(Guest Post by Matthew Ladner)
Jay and Greg have been carrying on an important discussion concerning the Gates Foundation and education reform. I wanted to add a few thoughts.
Rick Hess and others have noted the “philanthropist as royalty” phenomenon in the past. Any philanthropist runs the danger of only hearing what they want to hear from their supplicants, and Gates as the largest private foundation runs the biggest risk. The criticism of the Gates Foundation I had seen in the past emanated from the K-12 reactionary fever swamp, hardly qualifying as constructive.
The challenge faced by philanthropists: how do you challenge your own assumptions and evaluate your own efforts honestly? Do you hire formidable Devil’s advocates to level their most skeptical case against your efforts?
I don’t know the answer to these questions, just that if I were Bill Gates I would be terrified of everyone telling me how right my thinking is because they want my money. This is however the best sort of problem to have…
Jay’s central critique of the Gates Foundation strategy seems to be that they have put too much faith in a centralized command and control strategy. They would be wise to entertain this thought. If command and control alone were the solution, then we wouldn’t have education problems-district, state and federal governance have all failed to prevent widespread academic failure for decades.
The Gates strategy does however embrace decentralization. Over the years they have supported charter schools, and fiercely opposed the worst one-size fits all policy of all: salary schedules and automatic/irrevocable tenure. Riley’s WSJ article makes clear that Gates understands the benefits of private school choice, but that he falls for the Jay Mathews fallacy of thinking it is just too politically difficult.
Sigh…perhaps next year Greg can make a dinner bet with Bill.
Gates is also the primary backer of Khan Academy. This new article on Sal Khan in Wired magazine makes clear that Khan understands the danger of being swallowed by school systems and that he is not going to allow it to happen. Khan academy is both radically decentralized and is in the early stages of being used by people within the centralized school system to improve outcomes.
Whatever the mistakes to date, the Gates Foundation has in my mind has succeeded in serving as a counter-weight to the NEA, mostly through funding the efforts of a myriad network of reform organizations collectively known as the Cool Kids. Today, there is a struggle for power going on within the Democratic Party over K-12 policy and the Gates Foundation deserves some credit in my mind for supporting the ideas behind the “Democrat Spring” on education policy. This spring is following more of the Syrian than the Egyptian model thus far, but it is happening, and it is very important.

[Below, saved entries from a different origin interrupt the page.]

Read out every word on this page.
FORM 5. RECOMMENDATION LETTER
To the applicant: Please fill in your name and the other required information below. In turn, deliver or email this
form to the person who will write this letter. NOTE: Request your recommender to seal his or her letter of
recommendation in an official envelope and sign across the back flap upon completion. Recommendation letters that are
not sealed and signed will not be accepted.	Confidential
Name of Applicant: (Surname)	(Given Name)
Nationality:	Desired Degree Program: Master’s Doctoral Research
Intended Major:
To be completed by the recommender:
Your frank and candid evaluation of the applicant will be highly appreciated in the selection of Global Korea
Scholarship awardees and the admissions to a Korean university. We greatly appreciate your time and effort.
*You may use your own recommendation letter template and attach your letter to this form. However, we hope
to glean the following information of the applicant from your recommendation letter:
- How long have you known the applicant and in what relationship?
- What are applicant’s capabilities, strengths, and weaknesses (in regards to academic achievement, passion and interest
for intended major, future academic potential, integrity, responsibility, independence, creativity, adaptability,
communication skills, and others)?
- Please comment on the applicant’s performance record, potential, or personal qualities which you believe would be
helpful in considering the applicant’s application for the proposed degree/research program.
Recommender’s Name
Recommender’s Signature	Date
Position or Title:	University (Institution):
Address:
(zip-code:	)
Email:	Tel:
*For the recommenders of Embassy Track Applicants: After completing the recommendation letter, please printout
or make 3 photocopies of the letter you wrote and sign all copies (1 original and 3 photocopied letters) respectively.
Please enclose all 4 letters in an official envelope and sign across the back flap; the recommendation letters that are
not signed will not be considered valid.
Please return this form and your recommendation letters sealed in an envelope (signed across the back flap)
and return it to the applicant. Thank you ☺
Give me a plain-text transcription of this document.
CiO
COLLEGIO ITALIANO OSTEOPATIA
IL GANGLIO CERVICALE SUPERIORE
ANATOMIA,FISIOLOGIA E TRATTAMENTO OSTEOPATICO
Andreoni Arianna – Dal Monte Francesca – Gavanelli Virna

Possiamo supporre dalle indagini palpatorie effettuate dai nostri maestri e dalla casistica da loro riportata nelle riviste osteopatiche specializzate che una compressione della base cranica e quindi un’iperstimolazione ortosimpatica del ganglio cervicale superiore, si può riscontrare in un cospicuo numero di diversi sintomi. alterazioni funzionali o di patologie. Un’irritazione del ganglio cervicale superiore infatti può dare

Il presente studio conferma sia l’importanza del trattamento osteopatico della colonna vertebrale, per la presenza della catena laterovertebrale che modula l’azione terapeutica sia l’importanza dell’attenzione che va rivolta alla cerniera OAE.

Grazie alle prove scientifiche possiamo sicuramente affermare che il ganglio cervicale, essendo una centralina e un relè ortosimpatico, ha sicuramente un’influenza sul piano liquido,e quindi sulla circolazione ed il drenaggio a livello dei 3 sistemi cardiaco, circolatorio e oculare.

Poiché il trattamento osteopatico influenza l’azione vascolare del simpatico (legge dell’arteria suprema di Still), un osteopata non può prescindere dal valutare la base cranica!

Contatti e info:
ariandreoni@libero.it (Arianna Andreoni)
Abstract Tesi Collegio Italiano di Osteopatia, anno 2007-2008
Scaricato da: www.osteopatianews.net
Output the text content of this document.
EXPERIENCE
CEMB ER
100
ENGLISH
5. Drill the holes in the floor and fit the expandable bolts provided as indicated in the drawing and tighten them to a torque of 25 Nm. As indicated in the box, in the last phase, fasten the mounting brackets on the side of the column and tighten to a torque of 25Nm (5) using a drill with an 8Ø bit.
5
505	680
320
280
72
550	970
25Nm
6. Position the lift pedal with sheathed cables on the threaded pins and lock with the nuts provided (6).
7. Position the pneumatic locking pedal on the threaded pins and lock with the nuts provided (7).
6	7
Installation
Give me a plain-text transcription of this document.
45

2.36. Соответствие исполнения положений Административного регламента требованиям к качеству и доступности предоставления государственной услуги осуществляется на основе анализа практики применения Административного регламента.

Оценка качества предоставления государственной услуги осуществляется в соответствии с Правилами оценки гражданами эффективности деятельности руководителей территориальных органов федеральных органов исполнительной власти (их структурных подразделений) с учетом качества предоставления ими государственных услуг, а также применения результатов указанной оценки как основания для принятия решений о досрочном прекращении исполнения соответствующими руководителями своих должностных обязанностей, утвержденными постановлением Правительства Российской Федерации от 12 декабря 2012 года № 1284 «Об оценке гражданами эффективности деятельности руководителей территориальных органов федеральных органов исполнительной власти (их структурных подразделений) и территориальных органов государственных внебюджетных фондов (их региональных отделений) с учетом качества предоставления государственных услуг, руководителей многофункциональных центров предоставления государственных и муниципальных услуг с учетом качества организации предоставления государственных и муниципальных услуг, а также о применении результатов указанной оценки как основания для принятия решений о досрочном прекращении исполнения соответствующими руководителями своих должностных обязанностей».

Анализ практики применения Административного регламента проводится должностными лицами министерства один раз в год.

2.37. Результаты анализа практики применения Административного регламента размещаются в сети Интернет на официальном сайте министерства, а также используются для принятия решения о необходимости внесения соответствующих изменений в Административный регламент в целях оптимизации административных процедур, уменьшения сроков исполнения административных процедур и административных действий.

Does that mean that they are the “good guys” and Jay should lay off of them? Of course not-reasoned critiques of large philanthropists are in short supply for all of the factors cited above. Jason Riley wished that Gates were bolder in embracing decentralization reforms, but noted that in the end that it was the Gates rather than the Riley Foundation. This is absolutely true, but it doesn’t make the royalty problem go away, and leaves a continuous question of how the emperor gets feedback on his new clothes.
I don’t agree with the Cool Kids about everything. The next time I hear someone ask a question about having Common Core replace NAEP (the very pinnacle of naive folly) for instance I may pull out entire tufts of my graying, thinning hair in utter exasperation. Reformers of all stripes need to be on guard against the ship-wheel conceit, which is to imagine that if only my strong hands steered the ship, we’d sail through the rocky shoals of ed reform without a hitch.
The East Germans ran a much better economy than the North Koreans, much to the benefit of Germans and to the detriment of Koreans. This is real and important in human terms- I do not make this point glibly. I never heard about an East German famine decimating the population, but food shortages have even soldiers starving to death in North Korea (pity the women and children). Better quality management is good and desirable, but…it will only take you so far. Today, Chinese apparatchiks are noisily crediting themselves for the tremendous economic progress in China without the slightest hint of irony. Without the market forces Deng introduced and with more apparatchiks, China would revert back to a starving backwater. With fewer apparatchiks, her progress would almost certainly accelerate.
As Sara Mead correctly noted in this guest post at Eduwonk, today’s education debate largely involves a mixture of technocratic and market-based reforms (neo-liberals) on one side and a group of reactionaries lacking realistic solutions on the other. A third of our 4th graders can’t read and have been shoved into the dropout pipeline. We need both technocratic and market based reforms, and we need stronger reforms of both sorts than those fielded to date.
Jay’s critique concerns the right mix of reforms within the bounds of the neo-liberal consensus. This of course is a matter of debate, and debate is the path to deeper understanding. The sheer size of the Gates Foundation has the potential to stifle such debate as it relates to their efforts, even passively, and reformers should recognize the danger in allowing it to do so. This isn’t about them so much as it is about us.